Summary observations: ASIC-based solutions are appealing to the customer for whom raw speed is a paramount consideration. Generally, where there is a choice between "doing things fast" and "doing things securely" the design decision of ASIC-based products is to "do things fast." This, necessarily, affects the system’s quality from a security standpoint. The author’s experience is that custom hardware-based security products tend to look more like "a switch with a bit of security bolted on" rather than "a security product that is really fast."

 

  Table 2: Pros and Cons of Signature Security Processing V Proxy Security

Signature count

Advantage: Signature-based system

Notes: Unlike signature-based systems, proxies do not derive their security through enumeration of attacks or vulnerabilities. Many proxy firewalls support signature/expert rule detection in addition to the proxy’s correctness check. Signature counts are, in other words, not applicable to a proxy firewall. However, many customers attempt to make the comparison.

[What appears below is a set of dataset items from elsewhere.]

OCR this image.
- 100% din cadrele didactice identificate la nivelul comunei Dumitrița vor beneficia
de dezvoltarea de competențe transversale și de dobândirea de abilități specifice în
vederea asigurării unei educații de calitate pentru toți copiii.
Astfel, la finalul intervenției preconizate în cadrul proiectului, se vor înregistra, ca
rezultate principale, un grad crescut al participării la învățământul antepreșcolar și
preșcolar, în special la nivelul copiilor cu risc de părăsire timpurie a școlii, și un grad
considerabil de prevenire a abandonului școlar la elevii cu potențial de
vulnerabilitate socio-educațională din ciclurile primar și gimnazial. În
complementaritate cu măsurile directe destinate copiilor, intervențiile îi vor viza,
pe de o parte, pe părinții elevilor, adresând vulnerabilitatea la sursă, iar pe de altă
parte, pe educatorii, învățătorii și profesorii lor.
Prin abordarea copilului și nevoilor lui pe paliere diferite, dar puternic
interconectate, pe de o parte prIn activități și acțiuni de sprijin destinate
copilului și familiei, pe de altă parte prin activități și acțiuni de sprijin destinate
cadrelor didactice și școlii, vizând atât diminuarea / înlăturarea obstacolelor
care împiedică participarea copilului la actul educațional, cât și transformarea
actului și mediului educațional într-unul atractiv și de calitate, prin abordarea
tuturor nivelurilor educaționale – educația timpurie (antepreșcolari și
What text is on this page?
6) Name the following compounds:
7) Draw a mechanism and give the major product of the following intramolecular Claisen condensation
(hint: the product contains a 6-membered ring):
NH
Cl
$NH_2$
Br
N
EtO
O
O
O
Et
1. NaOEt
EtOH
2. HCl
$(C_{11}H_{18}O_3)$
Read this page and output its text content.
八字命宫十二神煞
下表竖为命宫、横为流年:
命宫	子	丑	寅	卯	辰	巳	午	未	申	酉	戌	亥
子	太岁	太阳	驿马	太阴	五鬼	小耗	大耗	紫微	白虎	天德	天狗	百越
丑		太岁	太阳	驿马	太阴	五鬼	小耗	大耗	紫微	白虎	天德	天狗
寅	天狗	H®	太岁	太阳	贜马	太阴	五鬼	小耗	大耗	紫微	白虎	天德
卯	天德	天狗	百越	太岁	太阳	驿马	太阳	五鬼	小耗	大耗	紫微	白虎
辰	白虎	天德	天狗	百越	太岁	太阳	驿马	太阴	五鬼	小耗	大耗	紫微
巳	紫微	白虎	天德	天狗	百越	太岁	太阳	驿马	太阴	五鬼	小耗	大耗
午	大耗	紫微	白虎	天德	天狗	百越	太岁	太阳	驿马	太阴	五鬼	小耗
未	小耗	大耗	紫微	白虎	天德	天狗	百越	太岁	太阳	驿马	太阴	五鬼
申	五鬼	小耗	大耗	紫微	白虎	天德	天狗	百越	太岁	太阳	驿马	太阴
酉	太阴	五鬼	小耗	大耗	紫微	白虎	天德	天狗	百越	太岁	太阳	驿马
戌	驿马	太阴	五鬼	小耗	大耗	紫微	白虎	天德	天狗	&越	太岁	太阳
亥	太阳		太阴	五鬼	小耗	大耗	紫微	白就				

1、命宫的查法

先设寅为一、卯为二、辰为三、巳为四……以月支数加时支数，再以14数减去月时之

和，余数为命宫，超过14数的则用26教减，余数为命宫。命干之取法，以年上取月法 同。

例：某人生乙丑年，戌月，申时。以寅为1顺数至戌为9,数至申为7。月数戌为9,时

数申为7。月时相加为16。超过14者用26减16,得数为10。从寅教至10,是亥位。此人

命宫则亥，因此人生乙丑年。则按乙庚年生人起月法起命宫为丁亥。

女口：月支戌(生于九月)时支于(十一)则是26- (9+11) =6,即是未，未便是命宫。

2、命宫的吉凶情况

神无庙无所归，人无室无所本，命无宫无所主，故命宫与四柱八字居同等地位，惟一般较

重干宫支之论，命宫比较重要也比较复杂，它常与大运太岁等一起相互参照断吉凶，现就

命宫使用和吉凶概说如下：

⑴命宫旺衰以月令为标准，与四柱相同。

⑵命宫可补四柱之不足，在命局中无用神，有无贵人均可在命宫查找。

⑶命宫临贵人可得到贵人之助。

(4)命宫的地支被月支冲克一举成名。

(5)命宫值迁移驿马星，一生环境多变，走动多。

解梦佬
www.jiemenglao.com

Protecting Against Unknown Attacks

Advantage: Proxy

Notes: Signature-based systems utterly fail to prevent unknown attacks. They may prevent new versions of previously known attacks, or new attacks that happen to trigger an existing signature. Signature-based IDS may detect protocol anomalies, but signature-based firewalls (AKA "deep inspection" firewalls) do not automatically block all the things they prevent; they generally only block things they can be relatively certain represent hostile traffic.

Observation: It is important for customers to understand the difference between "signatures the signature-based firewall detected" and "signatures the firewall was confident enough to block traffic based upon." For example, when the Intruvert IPS first came out, it shipped with only 50 signatures (!) of which none were configured to block traffic. The product’s designers were so concerned that false positives would cause the system to automatically shut down legitimate traffic that they only eventually enabled automatic blocking on fewer than 1 dozen high profile and easy-to-detect threats.

Performance

Advantage: neither

Notes: As signature-based systems begin to load up on signatures their performance can rapidly degrade. Proxies do not have signature loading properties, so it’s difficult to make a comparision.

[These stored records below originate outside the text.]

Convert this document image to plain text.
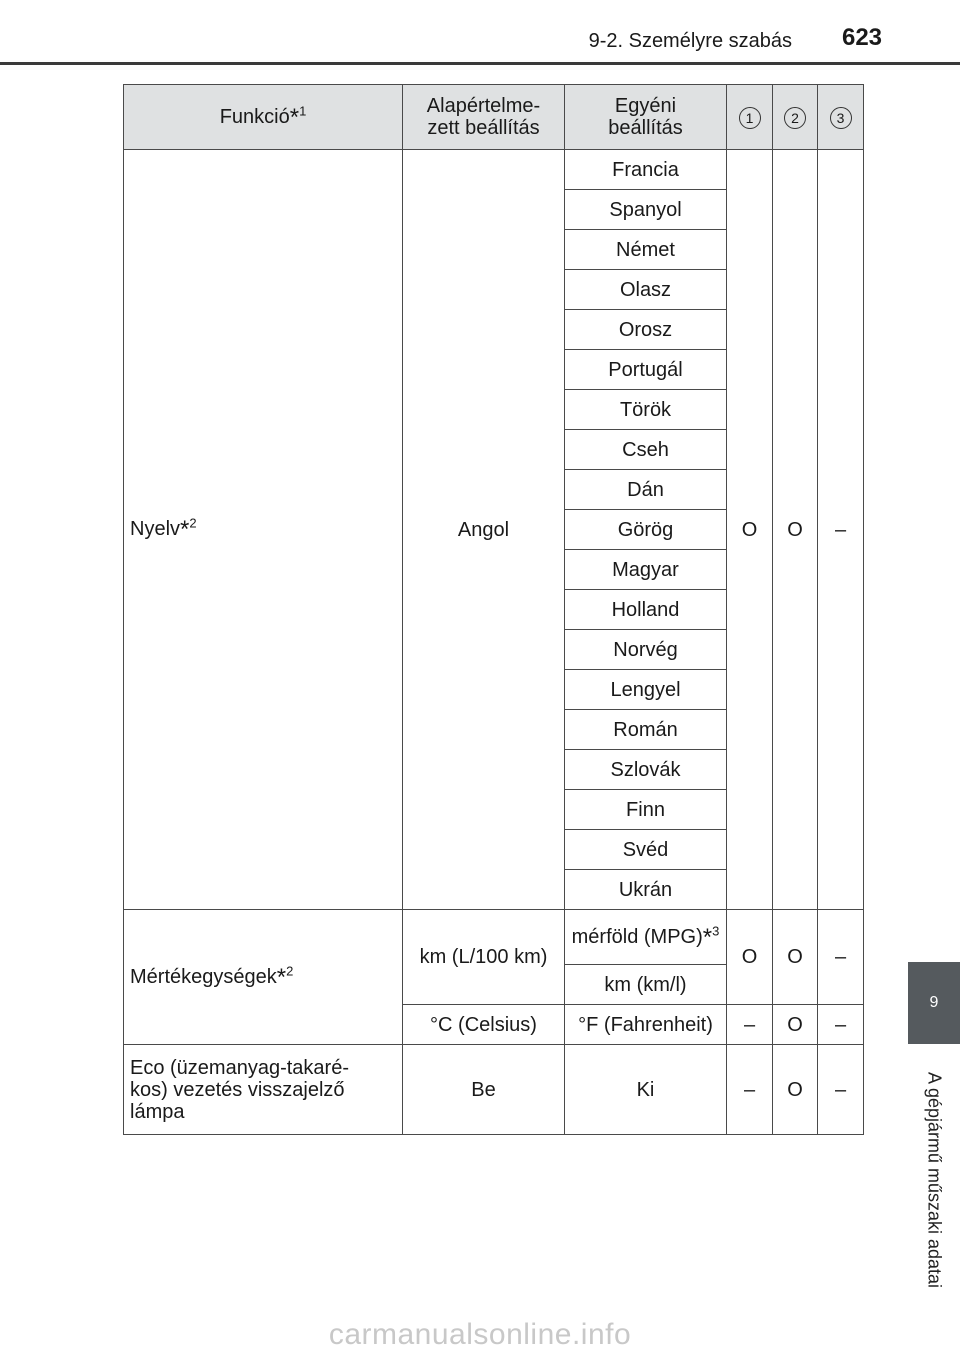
9-2. Személyre szabás	623
9
A gépjármű műszaki adatai
Funkció*$^1$	Alapértelme-zett beállítás	Egyéni beállítás	1	2	3
Nyelv*$^2$	Angol	Francia	O	O	–
		Spanyol			
		Német			
		Olasz			
		Orosz			
		Portugál			
		Török			
		Cseh			
		Dán			
		Görög			
		Magyar			
		Holland			
		Norvég			
		Lengyel			
		Román			
		Szlovák			
		Finn			
		Svéd			
		Ukrán			
Mértékegységek*$^2$	km (L/100 km)	mérföld (MPG)*$^3$	O	O	–
		km (km/l)			
	°C (Celsius)	°F (Fahrenheit)	–	O	–
Eco (üzemanyag-takaré-kos) vezetés visszajelző lámpa	Be	Ki	–	O	–
carmanualsonline.info
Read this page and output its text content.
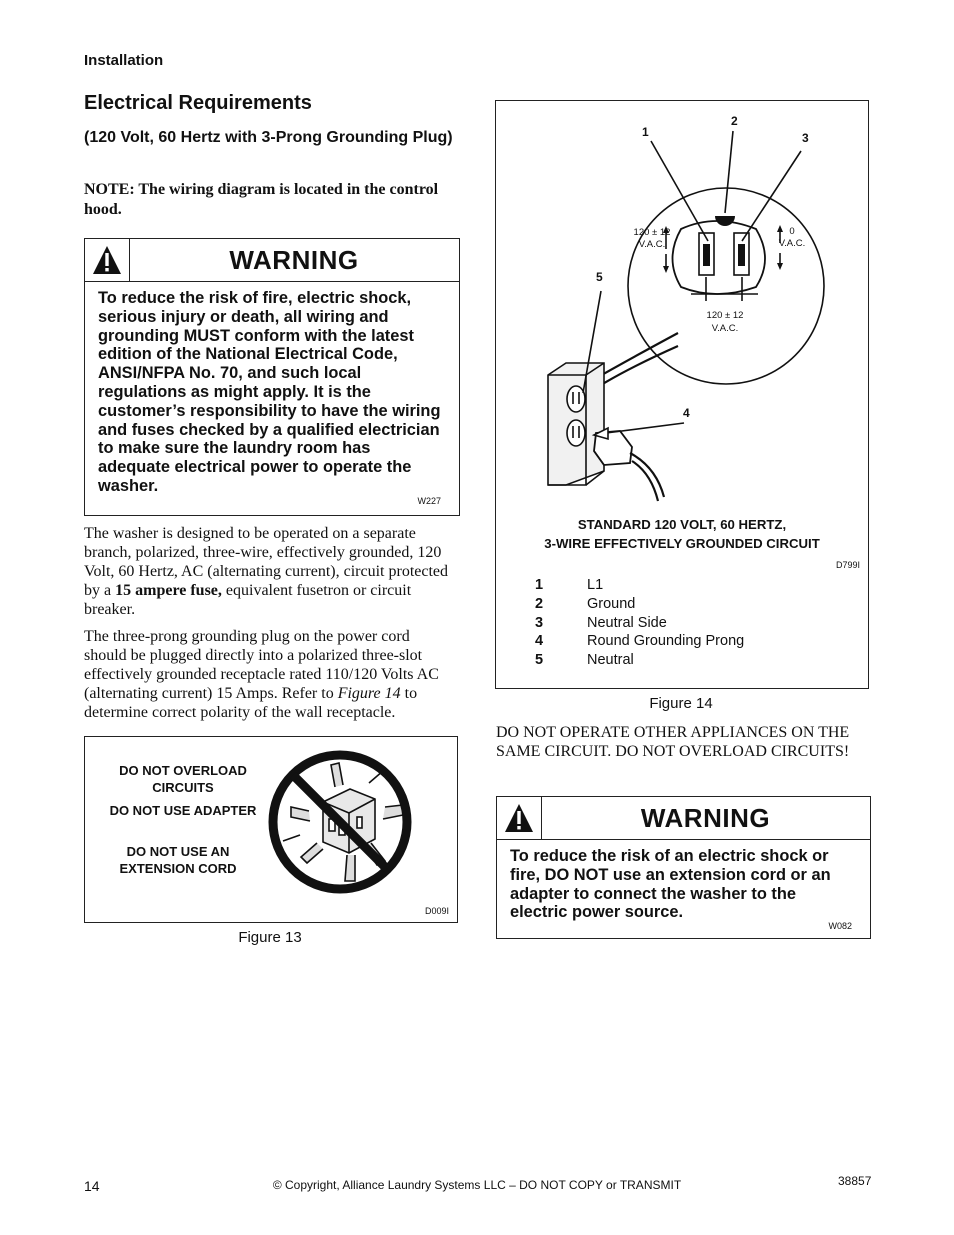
Installation
Electrical Requirements
(120 Volt, 60 Hertz with 3-Prong Grounding Plug)
NOTE: The wiring diagram is located in the control hood.
WARNING
To reduce the risk of fire, electric shock, serious injury or death, all wiring and grounding MUST conform with the latest edition of the National Electrical Code, ANSI/NFPA No. 70, and such local regulations as might apply. It is the customer’s responsibility to have the wiring and fuses checked by a qualified electrician to make sure the laundry room has adequate electrical power to operate the washer.
W227
The washer is designed to be operated on a separate branch, polarized, three-wire, effectively grounded, 120 Volt, 60 Hertz, AC (alternating current), circuit protected by a 15 ampere fuse, equivalent fusetron or circuit breaker.
The three-prong grounding plug on the power cord should be plugged directly into a polarized three-slot effectively grounded receptacle rated 110/120 Volts AC (alternating current) 15 Amps. Refer to Figure 14 to determine correct polarity of the wall receptacle.
DO NOT OVERLOAD CIRCUITS
DO NOT USE ADAPTER
DO NOT USE AN EXTENSION CORD
D009I
Figure 13
1
2
3
4
5
120 ± 12
V.A.C.
0
V.A.C.
120 ± 12
V.A.C.
STANDARD 120 VOLT, 60 HERTZ,
3-WIRE EFFECTIVELY GROUNDED CIRCUIT
D799I
1	L1
2	Ground
3	Neutral Side
4	Round Grounding Prong
5	Neutral
Figure 14
DO NOT OPERATE OTHER APPLIANCES ON THE SAME CIRCUIT. DO NOT OVERLOAD CIRCUITS!
WARNING
To reduce the risk of an electric shock or fire, DO NOT use an extension cord or an adapter to connect the washer to the electric power source.
W082
14	© Copyright, Alliance Laundry Systems LLC – DO NOT COPY or TRANSMIT	38857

Recommendation: Customers should perform carefully constructed head-to-head comparisons based on real loads and realistic, useful signature set-loads.

Service Support

Advantage: neither

Notes: One of the historical complaints against proxy firewalls is that they do not support as wide a set of services as a packet screening "stateful" firewall. With the addition of signatures to stateful firewalls, the stateful firewalls do not have signatures that perform meaningful security on any but a handful of protocols (e.g.: HTTP, FTP, DNS) The same complaint that used to be levelled against proxy firewalls now applies to "Deep Inspection" firewalls.

  Summary observations: Proxy firewall technologies have proven time and again to be more secure than "stateful" firewalls and will prove to be more secure than "deep inspection" firewalls. The main comparison point between stateful firewalls and proxy firewalls has typically been on performance, which is an orthogonal property to security. High-performance proxy firewalls are available, and some are capable of easily handling gigabit-level traffic. Customers need to be realistic about whether performance is really an issue in the expected deployment, and should be prepared to do operational testing. The author has seen many customers cheerfully settle for inferior security because of "performance concerns" that did not actually apply.